Há muitos métodos de avaliação dos animais baseados em medidas fisiológicas, como frequências cardíaca, pulmonar e de concentração plasmática de lactato, por exemplo. Existem também outros parâmetros mais sofisticados – como o volume de oxigênio consumido e sudorese – que, além de serem usados como métodos comparativos entre animais, servem para o monitoramento de treinamento e prevenção de lesões.
Quando perguntado sobre os grandes eventos esportivos com animais, o professor Alexandre disse que, primeiramente, é necessário considerar que “o esporte existe para beneficiar o homem”. A partir disso, ele fala que os grandes eventos esportivos não representam a maior ameaça ao bem-estar dos animais.
De acordo com ele, mesmo que as grandes arenas dos rodeios tenham muitas luzes e barulho, esses animais já estão adaptados a esse ambiente, e que nesses espaços há maior fiscalização de ONGs, veterinários e, até mesmo, por parte dos organizadores. Alexandre identifica que o maior problema está nos eventos pequenos e irregulares, nos quais não é possível garantir tanta segurança aos animais.
Vieses de pensamento
As palavras de Alexandre estão bastante de acordo com a Teoria dos Cinco Domínios, proposta por Mellor e Reid, em 1994. Essa teoria é constituída por um método sistemático que inclui quatro domínios físicos ou funcionais (Nutrição, Ambiente, Saúde e Comportamento) e um domínio mental (Estado Mental ou Afetivo). Anteriormente à Teoria dos Cinco Domínios, em 1965, o Comitê Brambell definiu as Cinco Liberdades do Animal: liberdade de fome e sede, de medo e ansiedade, de desconforto, de ferimentos, dor e doenças e de expressar seu comportamento natural.
As duas visões divergem, pois a Teoria das Cinco Liberdades é lida, muitas vezes, como um conceito total. O principal argumento daqueles que discordam dessa teoria é o de que na natureza é impossível que o animal encontre-se em um estado livre de dor ou de qualquer experiência negativa. A Teoria dos Cinco Domínios, por sua vez, trabalha de forma escalar, indo de uma experiência extremamente negativa para uma extremamente positiva para o animal, trabalhando continuamente para atingir o equilíbrio entre os domínios inadequados.

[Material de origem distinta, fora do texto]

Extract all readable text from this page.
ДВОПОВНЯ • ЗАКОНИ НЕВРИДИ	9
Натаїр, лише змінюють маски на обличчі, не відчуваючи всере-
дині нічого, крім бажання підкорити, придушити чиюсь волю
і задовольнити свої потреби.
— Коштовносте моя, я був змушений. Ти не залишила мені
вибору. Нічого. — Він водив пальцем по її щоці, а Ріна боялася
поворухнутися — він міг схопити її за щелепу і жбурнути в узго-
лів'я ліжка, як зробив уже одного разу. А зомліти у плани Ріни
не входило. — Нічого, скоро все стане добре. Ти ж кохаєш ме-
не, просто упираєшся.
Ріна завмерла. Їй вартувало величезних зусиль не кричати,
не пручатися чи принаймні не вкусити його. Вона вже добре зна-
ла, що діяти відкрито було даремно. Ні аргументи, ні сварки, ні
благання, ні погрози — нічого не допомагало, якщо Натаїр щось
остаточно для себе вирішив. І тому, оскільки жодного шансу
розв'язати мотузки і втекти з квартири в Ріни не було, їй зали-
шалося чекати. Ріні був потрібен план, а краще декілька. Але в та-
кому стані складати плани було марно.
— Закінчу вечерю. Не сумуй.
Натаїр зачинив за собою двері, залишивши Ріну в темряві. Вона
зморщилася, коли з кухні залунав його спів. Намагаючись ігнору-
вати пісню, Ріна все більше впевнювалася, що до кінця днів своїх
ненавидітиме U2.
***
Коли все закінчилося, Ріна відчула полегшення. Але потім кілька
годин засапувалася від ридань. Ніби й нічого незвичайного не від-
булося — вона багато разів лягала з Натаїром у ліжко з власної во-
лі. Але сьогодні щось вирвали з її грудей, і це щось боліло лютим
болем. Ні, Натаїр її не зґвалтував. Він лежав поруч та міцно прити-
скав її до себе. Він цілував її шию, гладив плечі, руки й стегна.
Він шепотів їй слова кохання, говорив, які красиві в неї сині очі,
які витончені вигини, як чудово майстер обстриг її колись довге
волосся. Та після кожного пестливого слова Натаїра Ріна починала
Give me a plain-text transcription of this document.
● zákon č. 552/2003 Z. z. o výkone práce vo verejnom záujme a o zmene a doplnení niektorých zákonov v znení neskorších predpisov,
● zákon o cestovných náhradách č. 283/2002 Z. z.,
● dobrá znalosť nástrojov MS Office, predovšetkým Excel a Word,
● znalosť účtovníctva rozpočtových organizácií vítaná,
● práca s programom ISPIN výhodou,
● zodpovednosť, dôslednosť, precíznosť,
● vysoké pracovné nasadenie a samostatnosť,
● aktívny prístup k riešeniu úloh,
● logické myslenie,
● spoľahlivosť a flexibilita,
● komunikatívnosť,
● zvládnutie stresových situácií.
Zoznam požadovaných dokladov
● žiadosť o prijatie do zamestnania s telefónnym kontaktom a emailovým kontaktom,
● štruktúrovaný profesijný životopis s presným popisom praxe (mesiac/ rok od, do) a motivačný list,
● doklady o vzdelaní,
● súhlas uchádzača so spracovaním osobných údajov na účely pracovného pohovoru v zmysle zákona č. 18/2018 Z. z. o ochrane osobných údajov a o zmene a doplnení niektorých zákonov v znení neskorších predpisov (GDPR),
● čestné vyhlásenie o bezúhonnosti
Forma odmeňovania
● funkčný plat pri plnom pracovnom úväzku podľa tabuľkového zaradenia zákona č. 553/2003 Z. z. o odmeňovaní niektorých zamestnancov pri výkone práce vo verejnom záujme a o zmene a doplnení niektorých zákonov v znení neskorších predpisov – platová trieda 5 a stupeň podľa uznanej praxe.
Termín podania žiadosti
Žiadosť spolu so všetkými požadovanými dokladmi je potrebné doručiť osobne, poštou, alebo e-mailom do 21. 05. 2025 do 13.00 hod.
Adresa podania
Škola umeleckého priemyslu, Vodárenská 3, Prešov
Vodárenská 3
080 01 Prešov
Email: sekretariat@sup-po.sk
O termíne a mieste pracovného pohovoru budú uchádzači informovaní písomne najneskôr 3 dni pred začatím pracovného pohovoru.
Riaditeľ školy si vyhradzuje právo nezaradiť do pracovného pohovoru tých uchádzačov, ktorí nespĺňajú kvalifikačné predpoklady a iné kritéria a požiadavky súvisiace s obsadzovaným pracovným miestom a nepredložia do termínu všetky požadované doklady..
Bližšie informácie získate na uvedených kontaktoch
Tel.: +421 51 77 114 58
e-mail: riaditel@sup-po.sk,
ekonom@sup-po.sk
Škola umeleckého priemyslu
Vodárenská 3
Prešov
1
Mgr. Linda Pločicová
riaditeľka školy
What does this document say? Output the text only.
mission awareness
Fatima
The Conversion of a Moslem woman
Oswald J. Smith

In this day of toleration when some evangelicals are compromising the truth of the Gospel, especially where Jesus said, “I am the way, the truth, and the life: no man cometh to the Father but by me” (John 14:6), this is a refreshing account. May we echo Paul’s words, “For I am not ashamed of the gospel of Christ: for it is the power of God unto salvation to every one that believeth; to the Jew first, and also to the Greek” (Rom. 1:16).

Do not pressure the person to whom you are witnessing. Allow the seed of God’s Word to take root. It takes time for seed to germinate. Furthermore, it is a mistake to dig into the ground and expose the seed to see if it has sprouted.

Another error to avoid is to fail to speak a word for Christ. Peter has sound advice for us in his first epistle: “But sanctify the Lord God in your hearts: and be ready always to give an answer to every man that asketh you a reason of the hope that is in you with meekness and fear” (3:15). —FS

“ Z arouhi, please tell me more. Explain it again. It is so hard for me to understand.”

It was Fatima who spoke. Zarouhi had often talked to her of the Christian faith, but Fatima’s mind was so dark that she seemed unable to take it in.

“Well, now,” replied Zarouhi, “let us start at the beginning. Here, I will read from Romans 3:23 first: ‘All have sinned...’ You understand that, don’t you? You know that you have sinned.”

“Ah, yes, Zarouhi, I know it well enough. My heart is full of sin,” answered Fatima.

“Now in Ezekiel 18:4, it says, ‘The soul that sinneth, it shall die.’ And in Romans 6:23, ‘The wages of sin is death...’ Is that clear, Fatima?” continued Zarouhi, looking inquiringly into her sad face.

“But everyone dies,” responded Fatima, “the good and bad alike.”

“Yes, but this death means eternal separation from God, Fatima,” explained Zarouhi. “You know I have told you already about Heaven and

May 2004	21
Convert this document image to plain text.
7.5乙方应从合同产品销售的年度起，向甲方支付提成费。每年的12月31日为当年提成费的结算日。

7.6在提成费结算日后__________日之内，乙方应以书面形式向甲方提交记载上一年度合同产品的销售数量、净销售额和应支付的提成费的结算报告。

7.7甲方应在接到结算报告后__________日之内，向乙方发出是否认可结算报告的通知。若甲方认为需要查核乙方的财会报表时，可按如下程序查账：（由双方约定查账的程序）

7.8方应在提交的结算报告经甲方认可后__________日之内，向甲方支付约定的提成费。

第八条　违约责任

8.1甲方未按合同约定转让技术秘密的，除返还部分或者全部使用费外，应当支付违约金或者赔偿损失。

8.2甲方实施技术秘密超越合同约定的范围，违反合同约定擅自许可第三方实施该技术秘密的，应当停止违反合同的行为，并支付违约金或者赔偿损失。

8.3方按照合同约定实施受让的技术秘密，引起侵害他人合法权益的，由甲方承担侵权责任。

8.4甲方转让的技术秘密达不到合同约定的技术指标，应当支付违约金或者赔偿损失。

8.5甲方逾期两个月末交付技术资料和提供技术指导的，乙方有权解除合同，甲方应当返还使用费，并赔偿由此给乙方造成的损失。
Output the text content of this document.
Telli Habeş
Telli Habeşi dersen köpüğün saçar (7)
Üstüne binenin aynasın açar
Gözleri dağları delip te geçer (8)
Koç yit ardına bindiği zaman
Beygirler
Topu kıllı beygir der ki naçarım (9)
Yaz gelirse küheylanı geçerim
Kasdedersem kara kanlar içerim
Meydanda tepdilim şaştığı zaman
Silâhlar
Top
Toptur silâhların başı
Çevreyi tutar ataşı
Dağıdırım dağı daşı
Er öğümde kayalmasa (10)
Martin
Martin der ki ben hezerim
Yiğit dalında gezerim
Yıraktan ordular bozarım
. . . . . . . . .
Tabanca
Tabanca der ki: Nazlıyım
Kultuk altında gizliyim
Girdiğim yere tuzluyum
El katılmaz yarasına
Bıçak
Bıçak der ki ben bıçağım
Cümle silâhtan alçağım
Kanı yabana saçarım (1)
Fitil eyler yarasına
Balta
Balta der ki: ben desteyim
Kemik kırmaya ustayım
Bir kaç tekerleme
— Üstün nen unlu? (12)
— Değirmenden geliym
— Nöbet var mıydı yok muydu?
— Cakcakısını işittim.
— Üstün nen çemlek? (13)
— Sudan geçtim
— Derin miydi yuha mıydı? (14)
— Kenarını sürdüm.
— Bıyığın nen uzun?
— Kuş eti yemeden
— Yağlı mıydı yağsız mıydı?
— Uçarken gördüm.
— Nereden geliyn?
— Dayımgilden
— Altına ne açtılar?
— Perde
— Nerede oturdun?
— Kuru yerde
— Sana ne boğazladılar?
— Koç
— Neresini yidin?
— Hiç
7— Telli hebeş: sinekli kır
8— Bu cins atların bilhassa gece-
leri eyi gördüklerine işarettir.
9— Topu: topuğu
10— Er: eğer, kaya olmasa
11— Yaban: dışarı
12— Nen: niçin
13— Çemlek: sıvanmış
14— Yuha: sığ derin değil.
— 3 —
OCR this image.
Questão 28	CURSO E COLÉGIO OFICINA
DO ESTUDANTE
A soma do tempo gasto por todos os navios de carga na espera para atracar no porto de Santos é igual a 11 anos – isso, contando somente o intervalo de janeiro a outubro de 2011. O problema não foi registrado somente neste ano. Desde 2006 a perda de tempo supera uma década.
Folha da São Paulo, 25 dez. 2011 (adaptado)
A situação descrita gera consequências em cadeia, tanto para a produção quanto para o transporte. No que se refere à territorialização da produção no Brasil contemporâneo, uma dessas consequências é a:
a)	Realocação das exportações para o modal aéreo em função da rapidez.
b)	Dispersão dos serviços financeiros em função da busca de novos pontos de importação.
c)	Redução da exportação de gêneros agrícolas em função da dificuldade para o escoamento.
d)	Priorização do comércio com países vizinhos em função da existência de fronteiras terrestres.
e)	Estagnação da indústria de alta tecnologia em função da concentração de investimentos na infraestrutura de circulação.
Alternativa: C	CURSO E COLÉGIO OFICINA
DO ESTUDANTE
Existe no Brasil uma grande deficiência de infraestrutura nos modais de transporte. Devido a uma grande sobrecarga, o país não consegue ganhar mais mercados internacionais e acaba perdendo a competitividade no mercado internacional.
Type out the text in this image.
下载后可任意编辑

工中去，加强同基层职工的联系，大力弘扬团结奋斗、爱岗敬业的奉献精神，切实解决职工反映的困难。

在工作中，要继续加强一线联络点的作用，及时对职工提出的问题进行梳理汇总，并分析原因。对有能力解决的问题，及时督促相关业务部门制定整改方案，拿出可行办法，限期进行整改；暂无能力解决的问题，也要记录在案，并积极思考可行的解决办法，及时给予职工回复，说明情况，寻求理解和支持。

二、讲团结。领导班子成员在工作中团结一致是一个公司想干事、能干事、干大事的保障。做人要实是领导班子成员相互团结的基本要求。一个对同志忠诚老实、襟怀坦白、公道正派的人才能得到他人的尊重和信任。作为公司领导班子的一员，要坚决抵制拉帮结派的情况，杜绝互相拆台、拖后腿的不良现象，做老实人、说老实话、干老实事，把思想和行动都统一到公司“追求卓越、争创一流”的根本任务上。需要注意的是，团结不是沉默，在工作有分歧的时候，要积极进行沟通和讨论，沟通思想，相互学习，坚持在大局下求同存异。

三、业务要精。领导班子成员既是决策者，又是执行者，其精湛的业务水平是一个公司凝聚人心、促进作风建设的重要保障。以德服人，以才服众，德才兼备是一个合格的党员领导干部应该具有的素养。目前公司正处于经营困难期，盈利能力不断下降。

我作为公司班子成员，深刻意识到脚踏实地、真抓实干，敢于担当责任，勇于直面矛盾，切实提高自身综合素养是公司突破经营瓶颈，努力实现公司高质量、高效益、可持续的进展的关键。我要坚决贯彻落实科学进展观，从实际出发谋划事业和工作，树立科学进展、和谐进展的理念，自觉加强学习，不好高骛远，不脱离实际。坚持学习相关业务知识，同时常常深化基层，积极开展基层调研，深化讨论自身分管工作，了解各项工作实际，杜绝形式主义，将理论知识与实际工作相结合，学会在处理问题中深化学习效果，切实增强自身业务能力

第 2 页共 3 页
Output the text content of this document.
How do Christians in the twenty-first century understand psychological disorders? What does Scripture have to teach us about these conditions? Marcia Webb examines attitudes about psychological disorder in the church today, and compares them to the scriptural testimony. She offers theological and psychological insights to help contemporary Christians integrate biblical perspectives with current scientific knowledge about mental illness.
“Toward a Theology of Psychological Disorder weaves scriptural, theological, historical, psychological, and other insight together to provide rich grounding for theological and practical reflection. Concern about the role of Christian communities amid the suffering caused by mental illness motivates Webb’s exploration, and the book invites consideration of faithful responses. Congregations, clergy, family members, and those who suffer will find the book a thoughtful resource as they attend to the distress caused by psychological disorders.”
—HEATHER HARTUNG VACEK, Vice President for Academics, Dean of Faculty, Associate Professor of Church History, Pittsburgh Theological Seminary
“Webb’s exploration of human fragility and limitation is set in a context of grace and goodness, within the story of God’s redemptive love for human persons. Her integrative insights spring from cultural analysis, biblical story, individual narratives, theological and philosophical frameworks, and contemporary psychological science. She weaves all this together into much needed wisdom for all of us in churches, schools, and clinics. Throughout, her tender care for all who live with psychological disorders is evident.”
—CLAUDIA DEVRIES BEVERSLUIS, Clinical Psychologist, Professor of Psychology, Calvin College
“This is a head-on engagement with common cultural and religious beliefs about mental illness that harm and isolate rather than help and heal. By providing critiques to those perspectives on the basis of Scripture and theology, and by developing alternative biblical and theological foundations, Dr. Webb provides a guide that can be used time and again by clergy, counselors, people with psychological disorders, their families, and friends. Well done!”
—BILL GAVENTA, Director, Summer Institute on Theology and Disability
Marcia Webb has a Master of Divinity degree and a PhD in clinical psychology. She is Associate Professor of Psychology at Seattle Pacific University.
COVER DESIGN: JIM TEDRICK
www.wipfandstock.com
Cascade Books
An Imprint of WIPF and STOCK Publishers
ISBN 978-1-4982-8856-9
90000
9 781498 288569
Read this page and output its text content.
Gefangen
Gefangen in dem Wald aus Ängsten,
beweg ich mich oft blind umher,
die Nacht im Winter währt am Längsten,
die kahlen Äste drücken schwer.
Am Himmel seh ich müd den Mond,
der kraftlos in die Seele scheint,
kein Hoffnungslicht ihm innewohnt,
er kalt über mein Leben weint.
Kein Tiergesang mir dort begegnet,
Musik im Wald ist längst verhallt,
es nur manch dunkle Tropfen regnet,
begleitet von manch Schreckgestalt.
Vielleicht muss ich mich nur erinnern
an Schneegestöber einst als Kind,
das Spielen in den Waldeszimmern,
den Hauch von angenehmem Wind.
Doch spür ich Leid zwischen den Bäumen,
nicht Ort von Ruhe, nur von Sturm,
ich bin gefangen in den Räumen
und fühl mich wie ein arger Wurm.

Eles estão lá, e estão lá por nossa causa. Não há dúvidas que o animal é utilizado em benefício do homem. Nesse cenário, observa-se o espectro variado entre aqueles que talvez não concordam ou enxergam tal fato e agem de forma exageradamente antropocêntrica; aqueles que enxergam e buscam alternativas de atenuar inadequações e aqueles que têm consciência desse fato e questionam as mais diversas formas de exploração animal.